Frise chronologique
1778
Création de la rampe en fer forgé
Création de la rampe en fer forgé
1778 (≈ 1778)
Réalisée par Joseph Bosc pour l'escalier.
1830-1860
Rénovation par Pierre-Marie Dassier
Rénovation par Pierre-Marie Dassier
1830-1860 (≈ 1845)
Transformation façade et intérieur de l'hôtel.
1927
Classement Monument Historique
Classement Monument Historique
1927 (≈ 1927)
Protection de la rampe d'escalier.
Aujourd'hui
Aujourd'hui
Aujourd'hui
Aujourd'hui (≈ 2025)
Position de référence.
Patrimoine classé
Rampe d'escalier en fer forgé : classement par décret du 27 août 1927
Personnages clés
| Joseph Bosc - Maître ferronnier |
Auteur de la rampe en 1778. |
| Jean-François de Tournier - Conseiller clerc au Parlement |
Premier propriétaire connu au XVIIIe. |
| Pierre-Marie Dassier - Propriétaire et rénovateur |
Transforme l'hôtel entre 1830-1860. |
Origine et histoire
L’hôtel Dassier, situé au 46 rue des Couteliers à Toulouse, est un hôtel particulier dont l’origine remonte au début du XVIIIe siècle. Il est initialement construit pour Jean-François de Tournier, conseiller clerc au Parlement de Toulouse. Ce monument est surtout connu pour son escalier principal, orné d’une rampe en fer forgé réalisée en 1778 par Joseph Bosc, maître ferronnier réputé du XVIIIe siècle. Cette rampe, classée Monument Historique en 1927, se distingue par ses motifs ovales ajourés, alternant des flammes de laurier et des compositions de carquois, torches et couronnes de chêne, le tout relié par des guirlandes végétales.

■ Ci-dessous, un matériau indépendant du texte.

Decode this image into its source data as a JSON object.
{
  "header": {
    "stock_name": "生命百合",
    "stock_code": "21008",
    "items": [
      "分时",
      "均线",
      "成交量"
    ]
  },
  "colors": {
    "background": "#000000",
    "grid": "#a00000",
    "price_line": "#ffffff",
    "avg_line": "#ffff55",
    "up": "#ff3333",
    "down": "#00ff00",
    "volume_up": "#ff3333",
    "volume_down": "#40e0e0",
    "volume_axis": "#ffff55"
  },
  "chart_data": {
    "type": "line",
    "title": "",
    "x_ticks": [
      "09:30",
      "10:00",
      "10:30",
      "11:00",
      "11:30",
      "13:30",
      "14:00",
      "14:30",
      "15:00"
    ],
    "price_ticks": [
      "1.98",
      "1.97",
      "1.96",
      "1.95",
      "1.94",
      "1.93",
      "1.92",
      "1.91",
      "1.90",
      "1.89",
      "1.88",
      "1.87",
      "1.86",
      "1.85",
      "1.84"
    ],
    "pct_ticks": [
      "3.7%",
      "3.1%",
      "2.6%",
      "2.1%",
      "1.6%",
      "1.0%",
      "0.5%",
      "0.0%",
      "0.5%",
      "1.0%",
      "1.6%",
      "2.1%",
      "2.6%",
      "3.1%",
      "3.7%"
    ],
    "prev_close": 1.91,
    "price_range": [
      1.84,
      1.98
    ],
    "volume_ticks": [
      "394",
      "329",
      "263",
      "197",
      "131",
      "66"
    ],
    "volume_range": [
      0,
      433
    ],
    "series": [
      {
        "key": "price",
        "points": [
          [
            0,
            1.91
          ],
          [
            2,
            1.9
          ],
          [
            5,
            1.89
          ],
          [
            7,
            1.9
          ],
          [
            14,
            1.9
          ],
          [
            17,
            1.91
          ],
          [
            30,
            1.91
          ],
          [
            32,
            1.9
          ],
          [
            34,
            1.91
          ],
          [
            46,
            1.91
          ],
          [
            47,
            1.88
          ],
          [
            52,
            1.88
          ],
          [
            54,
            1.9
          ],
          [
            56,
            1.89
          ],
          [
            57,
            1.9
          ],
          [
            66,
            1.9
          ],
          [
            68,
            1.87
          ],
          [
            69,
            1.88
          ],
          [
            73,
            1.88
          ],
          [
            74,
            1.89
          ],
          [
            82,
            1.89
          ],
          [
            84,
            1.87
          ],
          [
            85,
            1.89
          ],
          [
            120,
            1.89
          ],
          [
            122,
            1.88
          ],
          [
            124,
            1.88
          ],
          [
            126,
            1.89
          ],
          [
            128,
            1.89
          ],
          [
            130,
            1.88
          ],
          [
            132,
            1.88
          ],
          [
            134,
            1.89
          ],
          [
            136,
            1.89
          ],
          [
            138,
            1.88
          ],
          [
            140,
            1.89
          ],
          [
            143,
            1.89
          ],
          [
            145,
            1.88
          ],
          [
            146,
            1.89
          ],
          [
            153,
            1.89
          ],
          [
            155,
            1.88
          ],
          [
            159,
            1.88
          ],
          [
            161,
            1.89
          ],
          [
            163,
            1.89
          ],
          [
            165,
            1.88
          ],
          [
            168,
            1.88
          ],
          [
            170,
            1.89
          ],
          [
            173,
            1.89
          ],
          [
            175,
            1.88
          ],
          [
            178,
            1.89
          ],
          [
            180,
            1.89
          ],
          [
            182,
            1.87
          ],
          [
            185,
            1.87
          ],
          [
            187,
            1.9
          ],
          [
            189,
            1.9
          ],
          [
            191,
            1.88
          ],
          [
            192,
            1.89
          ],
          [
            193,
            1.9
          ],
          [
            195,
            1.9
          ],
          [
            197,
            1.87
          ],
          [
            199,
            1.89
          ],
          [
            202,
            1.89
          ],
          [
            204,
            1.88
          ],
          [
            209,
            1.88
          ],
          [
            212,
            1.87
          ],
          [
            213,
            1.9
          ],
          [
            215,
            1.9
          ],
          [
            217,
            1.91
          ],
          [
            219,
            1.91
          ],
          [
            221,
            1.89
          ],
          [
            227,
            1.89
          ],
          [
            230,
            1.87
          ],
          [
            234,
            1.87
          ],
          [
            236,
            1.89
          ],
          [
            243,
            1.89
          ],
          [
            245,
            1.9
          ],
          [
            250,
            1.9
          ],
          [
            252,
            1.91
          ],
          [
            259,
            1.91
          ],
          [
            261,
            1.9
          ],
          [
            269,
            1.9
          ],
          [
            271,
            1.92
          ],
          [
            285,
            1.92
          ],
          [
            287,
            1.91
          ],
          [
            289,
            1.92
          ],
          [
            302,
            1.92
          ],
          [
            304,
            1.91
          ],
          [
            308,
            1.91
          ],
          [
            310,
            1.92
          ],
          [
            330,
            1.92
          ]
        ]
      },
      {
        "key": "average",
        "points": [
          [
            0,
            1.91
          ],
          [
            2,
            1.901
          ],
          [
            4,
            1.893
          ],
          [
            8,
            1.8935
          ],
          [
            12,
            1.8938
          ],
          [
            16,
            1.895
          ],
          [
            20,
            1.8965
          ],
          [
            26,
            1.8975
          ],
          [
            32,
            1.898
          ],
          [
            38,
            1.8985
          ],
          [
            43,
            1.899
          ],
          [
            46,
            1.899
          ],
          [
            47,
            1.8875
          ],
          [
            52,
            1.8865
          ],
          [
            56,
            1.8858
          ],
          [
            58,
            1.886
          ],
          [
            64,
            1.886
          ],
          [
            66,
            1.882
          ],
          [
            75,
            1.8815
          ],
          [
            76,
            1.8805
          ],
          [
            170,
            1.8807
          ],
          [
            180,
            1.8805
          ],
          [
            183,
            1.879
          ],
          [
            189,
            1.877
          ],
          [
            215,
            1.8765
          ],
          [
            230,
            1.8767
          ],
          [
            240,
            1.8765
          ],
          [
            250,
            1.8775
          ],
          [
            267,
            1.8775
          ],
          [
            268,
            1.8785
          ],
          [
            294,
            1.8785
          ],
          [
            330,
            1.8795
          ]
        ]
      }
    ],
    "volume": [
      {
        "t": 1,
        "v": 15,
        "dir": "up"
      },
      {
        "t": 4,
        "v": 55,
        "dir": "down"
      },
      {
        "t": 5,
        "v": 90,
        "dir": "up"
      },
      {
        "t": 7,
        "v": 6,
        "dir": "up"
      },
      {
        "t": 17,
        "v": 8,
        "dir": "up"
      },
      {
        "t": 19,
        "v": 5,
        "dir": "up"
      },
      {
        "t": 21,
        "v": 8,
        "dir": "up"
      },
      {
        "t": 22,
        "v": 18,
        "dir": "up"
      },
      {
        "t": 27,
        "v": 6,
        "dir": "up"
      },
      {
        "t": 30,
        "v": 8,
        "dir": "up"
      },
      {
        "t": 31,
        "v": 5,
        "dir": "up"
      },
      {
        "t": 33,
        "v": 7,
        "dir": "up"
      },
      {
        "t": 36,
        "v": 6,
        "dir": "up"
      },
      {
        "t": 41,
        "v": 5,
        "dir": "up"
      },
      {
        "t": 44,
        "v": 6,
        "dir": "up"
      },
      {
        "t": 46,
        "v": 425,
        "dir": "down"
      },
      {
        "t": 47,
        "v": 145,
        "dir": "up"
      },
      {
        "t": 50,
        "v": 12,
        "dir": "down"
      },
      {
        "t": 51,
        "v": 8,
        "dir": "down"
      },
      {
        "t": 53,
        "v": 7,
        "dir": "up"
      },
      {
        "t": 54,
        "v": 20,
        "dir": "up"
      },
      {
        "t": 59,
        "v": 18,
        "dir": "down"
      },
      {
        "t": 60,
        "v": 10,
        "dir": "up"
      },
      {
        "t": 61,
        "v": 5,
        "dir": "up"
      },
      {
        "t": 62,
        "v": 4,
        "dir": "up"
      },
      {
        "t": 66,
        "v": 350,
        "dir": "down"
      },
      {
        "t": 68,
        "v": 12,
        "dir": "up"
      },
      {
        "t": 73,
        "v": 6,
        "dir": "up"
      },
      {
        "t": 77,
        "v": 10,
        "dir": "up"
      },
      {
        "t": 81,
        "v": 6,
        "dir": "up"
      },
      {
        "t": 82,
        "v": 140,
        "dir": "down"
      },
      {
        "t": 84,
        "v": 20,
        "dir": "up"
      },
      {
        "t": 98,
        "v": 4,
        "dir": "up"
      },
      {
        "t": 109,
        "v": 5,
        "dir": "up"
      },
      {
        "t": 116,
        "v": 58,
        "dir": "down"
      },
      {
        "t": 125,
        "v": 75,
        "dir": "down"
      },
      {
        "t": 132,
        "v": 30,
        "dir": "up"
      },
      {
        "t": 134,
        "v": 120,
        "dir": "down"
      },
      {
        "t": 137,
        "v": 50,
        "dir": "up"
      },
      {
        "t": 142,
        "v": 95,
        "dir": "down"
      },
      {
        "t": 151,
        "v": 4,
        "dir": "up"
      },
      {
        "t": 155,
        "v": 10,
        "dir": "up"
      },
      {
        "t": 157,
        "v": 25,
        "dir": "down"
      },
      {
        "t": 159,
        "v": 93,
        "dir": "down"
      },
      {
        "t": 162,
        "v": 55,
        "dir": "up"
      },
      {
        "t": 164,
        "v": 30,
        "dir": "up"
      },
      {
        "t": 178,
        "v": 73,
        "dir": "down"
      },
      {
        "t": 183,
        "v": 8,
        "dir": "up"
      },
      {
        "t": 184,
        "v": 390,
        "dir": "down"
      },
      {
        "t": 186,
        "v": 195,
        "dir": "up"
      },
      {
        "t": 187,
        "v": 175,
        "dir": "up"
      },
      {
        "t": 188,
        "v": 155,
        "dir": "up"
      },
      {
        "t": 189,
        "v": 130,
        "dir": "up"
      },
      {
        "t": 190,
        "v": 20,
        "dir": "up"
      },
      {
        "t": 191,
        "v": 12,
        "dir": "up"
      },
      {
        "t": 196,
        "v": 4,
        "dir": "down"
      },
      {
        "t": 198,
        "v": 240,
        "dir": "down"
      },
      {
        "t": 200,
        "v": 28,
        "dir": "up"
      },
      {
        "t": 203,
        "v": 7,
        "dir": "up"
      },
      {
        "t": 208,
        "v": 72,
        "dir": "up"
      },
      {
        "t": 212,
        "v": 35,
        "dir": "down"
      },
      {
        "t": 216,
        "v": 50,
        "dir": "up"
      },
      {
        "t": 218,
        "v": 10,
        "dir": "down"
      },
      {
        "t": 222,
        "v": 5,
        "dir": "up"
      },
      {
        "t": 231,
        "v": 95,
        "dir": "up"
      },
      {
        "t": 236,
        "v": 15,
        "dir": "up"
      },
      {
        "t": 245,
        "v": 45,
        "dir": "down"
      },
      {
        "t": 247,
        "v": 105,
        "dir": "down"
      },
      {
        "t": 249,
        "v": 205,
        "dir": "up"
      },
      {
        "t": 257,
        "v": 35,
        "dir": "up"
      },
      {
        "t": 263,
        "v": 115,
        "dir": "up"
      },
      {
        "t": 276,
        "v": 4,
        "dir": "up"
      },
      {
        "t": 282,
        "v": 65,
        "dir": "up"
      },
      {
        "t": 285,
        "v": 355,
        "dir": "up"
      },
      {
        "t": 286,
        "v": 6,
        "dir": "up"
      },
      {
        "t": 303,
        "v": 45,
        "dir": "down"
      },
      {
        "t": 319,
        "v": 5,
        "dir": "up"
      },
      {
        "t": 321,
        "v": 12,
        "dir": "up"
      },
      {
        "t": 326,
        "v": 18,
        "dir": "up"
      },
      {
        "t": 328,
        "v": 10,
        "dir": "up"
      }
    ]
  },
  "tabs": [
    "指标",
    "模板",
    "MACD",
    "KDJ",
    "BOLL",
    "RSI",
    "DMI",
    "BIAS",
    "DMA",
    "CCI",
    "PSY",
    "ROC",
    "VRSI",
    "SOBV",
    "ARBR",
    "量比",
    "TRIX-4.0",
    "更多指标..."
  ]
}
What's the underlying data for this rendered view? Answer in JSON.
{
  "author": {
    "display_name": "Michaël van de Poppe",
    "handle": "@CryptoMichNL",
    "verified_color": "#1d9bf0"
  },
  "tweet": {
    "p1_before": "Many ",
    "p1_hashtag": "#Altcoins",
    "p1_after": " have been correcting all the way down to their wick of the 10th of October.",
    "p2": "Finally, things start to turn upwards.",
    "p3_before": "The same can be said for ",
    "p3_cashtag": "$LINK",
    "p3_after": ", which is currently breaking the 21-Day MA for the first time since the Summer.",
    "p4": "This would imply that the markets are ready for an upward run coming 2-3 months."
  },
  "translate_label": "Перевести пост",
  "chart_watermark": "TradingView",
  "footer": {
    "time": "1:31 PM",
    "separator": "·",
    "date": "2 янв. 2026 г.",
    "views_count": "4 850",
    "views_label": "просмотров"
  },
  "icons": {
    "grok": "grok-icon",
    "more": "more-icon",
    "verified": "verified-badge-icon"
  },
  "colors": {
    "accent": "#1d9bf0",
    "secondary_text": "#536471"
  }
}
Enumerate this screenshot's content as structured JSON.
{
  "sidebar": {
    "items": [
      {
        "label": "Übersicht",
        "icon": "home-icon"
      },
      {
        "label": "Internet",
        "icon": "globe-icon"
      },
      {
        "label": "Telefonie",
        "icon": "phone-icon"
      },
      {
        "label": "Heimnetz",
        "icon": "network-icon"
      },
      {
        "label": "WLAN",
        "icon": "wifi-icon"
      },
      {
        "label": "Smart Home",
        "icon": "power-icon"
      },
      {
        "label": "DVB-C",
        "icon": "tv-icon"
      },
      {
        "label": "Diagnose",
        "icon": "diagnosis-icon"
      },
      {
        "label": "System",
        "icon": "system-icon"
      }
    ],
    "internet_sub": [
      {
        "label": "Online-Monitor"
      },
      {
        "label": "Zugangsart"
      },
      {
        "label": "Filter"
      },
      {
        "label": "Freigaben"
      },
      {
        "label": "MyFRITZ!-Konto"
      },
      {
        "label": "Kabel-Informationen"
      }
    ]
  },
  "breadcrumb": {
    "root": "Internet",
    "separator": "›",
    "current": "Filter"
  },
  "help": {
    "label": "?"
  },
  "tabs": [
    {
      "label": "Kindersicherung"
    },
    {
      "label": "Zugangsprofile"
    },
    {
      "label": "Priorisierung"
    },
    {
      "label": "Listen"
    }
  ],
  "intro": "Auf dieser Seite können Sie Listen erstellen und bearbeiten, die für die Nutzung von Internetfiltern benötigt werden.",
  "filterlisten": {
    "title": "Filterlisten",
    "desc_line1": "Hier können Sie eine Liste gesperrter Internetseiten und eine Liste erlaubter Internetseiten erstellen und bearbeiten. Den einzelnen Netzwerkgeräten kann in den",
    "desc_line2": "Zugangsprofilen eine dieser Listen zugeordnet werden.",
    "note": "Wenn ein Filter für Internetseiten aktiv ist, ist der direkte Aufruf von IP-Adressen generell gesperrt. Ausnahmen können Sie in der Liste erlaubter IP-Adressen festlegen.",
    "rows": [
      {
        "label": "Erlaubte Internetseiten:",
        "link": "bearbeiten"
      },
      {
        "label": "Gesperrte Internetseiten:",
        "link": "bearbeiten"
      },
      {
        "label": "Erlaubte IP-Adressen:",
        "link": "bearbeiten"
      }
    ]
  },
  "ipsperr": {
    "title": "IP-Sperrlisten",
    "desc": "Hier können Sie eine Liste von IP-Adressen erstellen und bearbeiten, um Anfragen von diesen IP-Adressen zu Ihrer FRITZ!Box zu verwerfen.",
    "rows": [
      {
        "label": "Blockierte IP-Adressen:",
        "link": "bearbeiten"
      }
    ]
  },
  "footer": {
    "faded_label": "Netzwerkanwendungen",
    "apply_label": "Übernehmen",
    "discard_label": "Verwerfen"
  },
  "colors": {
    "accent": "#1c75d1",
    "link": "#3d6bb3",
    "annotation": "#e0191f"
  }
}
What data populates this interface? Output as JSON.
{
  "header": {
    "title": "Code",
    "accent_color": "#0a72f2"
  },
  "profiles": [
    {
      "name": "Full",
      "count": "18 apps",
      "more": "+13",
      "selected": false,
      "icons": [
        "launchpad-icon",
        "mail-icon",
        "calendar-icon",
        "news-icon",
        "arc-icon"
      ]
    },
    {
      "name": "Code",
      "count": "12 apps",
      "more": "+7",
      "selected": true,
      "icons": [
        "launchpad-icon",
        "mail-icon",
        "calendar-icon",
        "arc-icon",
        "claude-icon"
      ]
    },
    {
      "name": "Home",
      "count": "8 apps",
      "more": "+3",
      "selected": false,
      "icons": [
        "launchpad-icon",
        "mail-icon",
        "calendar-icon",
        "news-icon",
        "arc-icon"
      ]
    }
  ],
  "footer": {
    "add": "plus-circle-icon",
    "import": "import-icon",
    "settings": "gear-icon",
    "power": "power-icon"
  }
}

Au XIXe siècle, l’hôtel est profondément remanié par Pierre-Marie Dassier, qui lui donne son nom actuel. Les modifications apportées entre 1830 et 1860 transforment la façade sur rue, où des baies en plein cintre soutenues par des pilastres aux chapiteaux ioniques et corinthiens sont ajoutées. Le portail, probablement hérité du XVIIIe siècle, conserve une alternance caractéristique de briques et de pierres. Malgré ces transformations, la rampe d’escalier de Joseph Bosc reste l’élément le plus emblématique de l’édifice, témoignant du savoir-faire artisanal toulousain de l’époque.
L’hôtel Dassier s’inscrit dans le contexte plus large des hôtels particuliers toulousains, qui reflètent l’opulence et les ambitions des élites locales, notamment les parlementaires et les marchands enrichis par le commerce du pastel. Ces résidences urbaines, souvent remaniées au fil des siècles, illustrent l’évolution des goûts architecturaux, passant du gothique à la Renaissance, puis aux styles classiques et éclectiques des XVIIIe et XIXe siècles. L’hôtel Dassier, avec sa rampe exceptionnelle, incarne ainsi à la fois l’héritage artistique du siècle des Lumières et les transformations urbaines de Toulouse au XIXe siècle.